Emma's voice rang in her eyes, as clear and loud as church bells in the distance. "That high is not what this drug is all about. It was developed to destroy old-fashioned feelings of guilt, shame, and taboo.... Susan—this is what you want without fear of remorse, regret, self-loathing... all those emotions designed to keep you in line."
The thought leapt to her mind. She could go back. Get more of Emma's 'mutant coke'. Bury this useless guilt again, leaving only her enjoyment of what had happened. But no. She hated the idea. Getting through life self-medicating, not for depression or anxiety, but just to kill her remorse. No, she deserved to feel this way. She deserved to feel worse. Because as awful as she felt, she couldn't bring herself to hate what had happened.
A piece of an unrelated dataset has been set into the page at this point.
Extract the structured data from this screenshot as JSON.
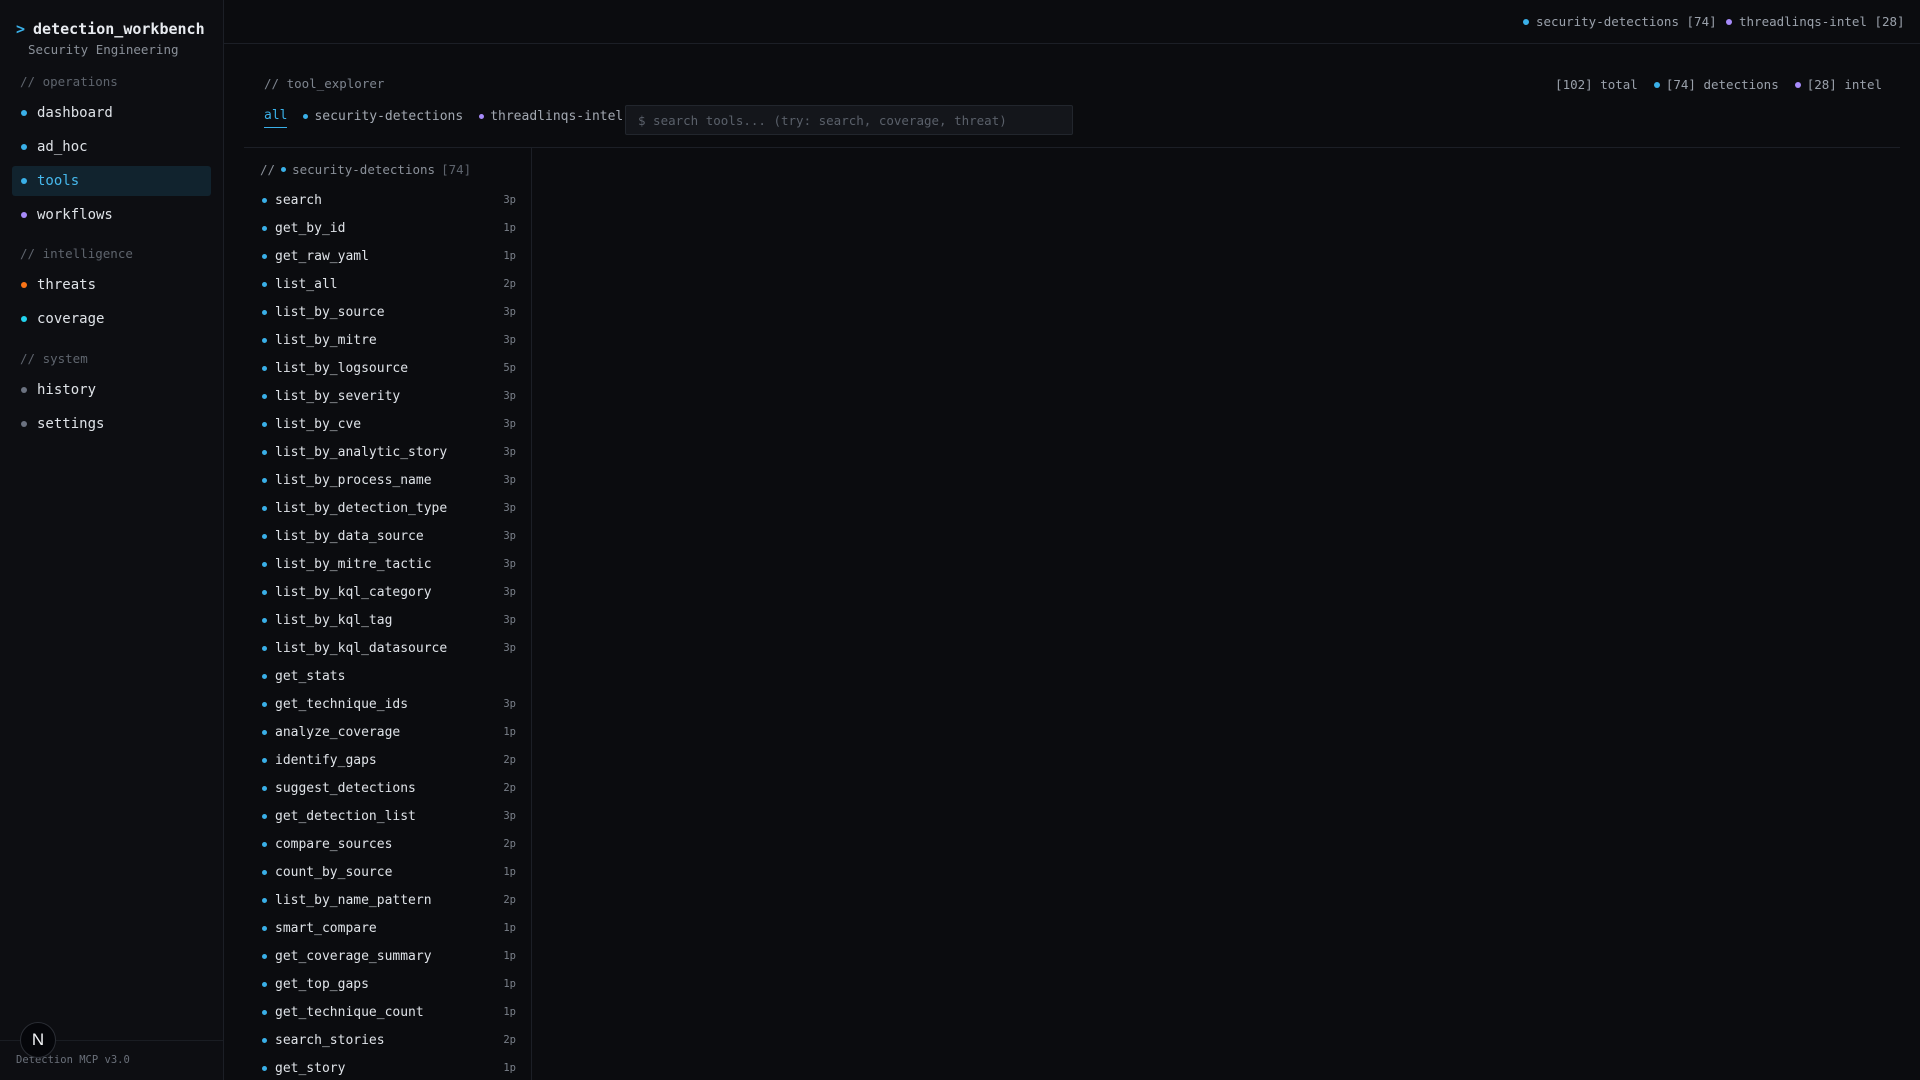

She just couldn't let herself
think
about it.
"Sue? Are you awake?" Reed's voice came through the cracked door, followed shortly by his head on an extended neck. Sue looked around, as if checking whether she
was
awake. After that night, everything felt unreal.
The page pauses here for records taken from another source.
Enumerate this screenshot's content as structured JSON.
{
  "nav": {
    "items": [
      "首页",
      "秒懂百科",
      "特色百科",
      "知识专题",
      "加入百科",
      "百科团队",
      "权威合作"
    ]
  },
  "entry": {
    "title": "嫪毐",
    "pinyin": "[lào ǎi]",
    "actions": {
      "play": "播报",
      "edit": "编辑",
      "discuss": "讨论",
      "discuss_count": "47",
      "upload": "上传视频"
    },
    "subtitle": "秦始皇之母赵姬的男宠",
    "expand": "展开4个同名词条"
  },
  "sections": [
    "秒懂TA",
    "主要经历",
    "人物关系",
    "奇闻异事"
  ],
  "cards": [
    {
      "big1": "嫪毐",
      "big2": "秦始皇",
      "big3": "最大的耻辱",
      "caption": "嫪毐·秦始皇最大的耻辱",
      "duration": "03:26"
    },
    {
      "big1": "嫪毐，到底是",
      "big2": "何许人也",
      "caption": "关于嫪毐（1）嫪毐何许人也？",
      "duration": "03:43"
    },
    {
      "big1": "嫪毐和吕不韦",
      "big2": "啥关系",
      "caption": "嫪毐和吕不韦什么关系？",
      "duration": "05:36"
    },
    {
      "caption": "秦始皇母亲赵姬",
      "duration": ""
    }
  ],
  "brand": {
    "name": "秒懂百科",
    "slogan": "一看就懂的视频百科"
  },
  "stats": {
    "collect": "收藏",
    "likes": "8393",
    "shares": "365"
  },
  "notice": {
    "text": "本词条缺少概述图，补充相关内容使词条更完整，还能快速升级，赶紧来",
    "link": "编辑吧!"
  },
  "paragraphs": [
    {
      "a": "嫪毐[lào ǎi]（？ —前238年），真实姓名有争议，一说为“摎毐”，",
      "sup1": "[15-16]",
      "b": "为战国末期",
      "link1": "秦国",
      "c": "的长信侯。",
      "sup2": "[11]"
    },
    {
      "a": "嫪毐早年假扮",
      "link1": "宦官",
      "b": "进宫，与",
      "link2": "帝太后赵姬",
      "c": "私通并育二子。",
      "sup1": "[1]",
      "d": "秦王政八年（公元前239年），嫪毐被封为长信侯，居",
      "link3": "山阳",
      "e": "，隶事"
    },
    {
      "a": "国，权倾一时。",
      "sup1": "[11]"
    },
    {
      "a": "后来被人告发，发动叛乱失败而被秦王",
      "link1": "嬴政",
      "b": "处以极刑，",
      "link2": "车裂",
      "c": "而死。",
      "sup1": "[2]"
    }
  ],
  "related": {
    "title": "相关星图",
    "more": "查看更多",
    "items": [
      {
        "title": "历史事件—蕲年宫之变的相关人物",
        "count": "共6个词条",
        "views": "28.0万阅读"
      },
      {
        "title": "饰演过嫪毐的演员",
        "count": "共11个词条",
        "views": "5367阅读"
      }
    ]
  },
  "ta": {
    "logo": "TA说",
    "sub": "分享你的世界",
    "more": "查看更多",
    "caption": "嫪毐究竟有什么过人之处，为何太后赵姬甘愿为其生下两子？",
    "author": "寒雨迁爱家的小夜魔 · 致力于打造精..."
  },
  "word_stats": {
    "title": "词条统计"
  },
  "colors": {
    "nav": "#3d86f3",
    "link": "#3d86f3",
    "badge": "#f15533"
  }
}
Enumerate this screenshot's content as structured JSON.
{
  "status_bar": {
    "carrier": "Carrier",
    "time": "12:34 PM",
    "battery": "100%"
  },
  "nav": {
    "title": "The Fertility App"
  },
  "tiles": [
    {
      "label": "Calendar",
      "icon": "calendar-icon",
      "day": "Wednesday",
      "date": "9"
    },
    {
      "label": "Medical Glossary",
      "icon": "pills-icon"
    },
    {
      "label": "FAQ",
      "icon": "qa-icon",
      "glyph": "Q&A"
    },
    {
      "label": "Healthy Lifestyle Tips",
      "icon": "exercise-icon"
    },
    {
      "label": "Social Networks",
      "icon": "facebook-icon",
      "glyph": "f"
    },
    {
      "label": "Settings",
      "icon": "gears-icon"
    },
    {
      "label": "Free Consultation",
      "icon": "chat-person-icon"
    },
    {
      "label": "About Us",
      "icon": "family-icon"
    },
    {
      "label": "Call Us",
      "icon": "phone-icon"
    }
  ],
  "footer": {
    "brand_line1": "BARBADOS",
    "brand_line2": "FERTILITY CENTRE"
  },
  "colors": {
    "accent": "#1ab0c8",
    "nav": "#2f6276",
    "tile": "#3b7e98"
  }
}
She was still in bed, her eyes aimed at the alarm clock without actually acquiring it. She'd slept in one of the guest rooms, and it still smelled vaguely of aftershave and flannel from when they'd had Wolverine over. Sue hadn't expected Reed to notice her absence; it had smelled like another all-nighter in the lab. But apparently not.
"I'm up," Sue said. "Just feeling a little under the weather."
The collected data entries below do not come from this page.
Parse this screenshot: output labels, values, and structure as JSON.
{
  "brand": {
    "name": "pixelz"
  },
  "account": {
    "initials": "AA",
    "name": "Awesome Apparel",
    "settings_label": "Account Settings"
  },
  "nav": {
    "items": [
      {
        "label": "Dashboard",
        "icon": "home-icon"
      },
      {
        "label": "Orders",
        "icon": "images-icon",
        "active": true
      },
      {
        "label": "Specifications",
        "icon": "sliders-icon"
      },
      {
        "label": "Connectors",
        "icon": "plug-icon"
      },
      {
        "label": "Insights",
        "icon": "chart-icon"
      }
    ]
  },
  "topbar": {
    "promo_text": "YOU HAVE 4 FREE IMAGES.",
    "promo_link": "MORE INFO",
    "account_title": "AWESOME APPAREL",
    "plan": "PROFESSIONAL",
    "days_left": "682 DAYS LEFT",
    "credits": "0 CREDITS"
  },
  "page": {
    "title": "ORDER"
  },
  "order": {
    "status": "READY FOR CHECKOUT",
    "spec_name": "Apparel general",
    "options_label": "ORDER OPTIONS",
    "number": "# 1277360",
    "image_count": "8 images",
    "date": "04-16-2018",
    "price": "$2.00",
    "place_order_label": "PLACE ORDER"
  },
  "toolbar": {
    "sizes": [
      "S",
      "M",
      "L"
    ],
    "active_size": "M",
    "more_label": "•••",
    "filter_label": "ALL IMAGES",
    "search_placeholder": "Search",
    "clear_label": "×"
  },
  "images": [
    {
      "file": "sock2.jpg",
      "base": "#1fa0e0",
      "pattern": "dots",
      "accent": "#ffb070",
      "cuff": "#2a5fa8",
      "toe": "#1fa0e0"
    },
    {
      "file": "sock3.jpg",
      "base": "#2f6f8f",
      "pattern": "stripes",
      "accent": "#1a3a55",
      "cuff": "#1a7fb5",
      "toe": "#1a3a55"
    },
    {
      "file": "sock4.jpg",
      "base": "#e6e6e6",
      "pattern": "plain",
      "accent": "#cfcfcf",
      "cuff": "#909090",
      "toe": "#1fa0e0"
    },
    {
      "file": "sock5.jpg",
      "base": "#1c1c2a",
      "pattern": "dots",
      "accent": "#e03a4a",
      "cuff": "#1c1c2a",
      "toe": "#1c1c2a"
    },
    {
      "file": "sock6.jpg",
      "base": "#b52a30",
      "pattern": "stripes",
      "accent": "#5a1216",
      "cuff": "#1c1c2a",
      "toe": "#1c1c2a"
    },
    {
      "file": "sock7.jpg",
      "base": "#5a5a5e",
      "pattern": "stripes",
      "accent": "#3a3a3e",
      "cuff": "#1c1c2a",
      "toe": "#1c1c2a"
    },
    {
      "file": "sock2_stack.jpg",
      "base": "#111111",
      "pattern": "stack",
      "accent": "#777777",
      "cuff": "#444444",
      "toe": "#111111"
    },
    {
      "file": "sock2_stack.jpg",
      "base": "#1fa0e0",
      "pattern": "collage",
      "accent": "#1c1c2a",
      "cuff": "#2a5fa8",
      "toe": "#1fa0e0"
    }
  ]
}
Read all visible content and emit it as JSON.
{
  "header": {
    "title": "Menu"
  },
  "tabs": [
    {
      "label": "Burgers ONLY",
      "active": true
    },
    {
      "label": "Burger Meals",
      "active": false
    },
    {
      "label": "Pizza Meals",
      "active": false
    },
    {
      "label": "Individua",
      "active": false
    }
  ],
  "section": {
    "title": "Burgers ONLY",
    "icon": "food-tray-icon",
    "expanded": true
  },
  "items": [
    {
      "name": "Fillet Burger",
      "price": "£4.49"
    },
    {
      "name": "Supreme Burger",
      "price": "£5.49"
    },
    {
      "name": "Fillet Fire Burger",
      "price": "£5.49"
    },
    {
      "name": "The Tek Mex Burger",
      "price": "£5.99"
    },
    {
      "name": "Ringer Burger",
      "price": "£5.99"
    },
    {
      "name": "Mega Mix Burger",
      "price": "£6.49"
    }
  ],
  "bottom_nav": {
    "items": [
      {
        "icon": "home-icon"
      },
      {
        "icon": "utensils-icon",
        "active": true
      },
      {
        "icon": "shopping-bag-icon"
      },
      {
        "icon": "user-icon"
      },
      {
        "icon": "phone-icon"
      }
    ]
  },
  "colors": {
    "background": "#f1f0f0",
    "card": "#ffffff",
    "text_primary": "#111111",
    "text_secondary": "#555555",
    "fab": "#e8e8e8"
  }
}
She turned herself invisible to go into the bathroom and turn on the shower. Reed's head, still extended, followed her in. Luckily, he was used to her not wanting to be seen before she put her face on. For a moment, he was distracted by her clothes becoming visible as they were peeled from her body, then by the outline of her in the steam and hot shower spray.
"If I did something to offend you, I'd appreciate you letting me know." Reed's body made that balloon-rubbing sound as his body caught up with the rest of him. Apparently this was important enough for him to join her in whole. "I reprogrammed HERBIE to let me know if there's a greater than sixty percent chance of my having angered you, and to order flowers as appropriate, but the system is still in beta..."
"We're fine." Sue reassured him by turning her face visible, along with a helping of her upper chest. As she might've expected, he'd rededicated himself to science far too much to be flustered once more. "I just caught a bug and I don't want you to get sick."
"Well, let me run you through the scanner suite, just to be sure. You never know when one of these things is a potion of Diablo's..."
Sue thought of him picking up the coke in her system. She had to give it time to flush out. If it did flush out. It was some kind of mutant drug, right? What if it would keep showing up on drug tests when she was eighty? "Please, Reed, I can't have every 48-hour bug be treated like something out of Star Trek. Just let me be sick awhile, please? The kids can bring me breakfast in bed, like I did for my parents growing up. It'll be fun."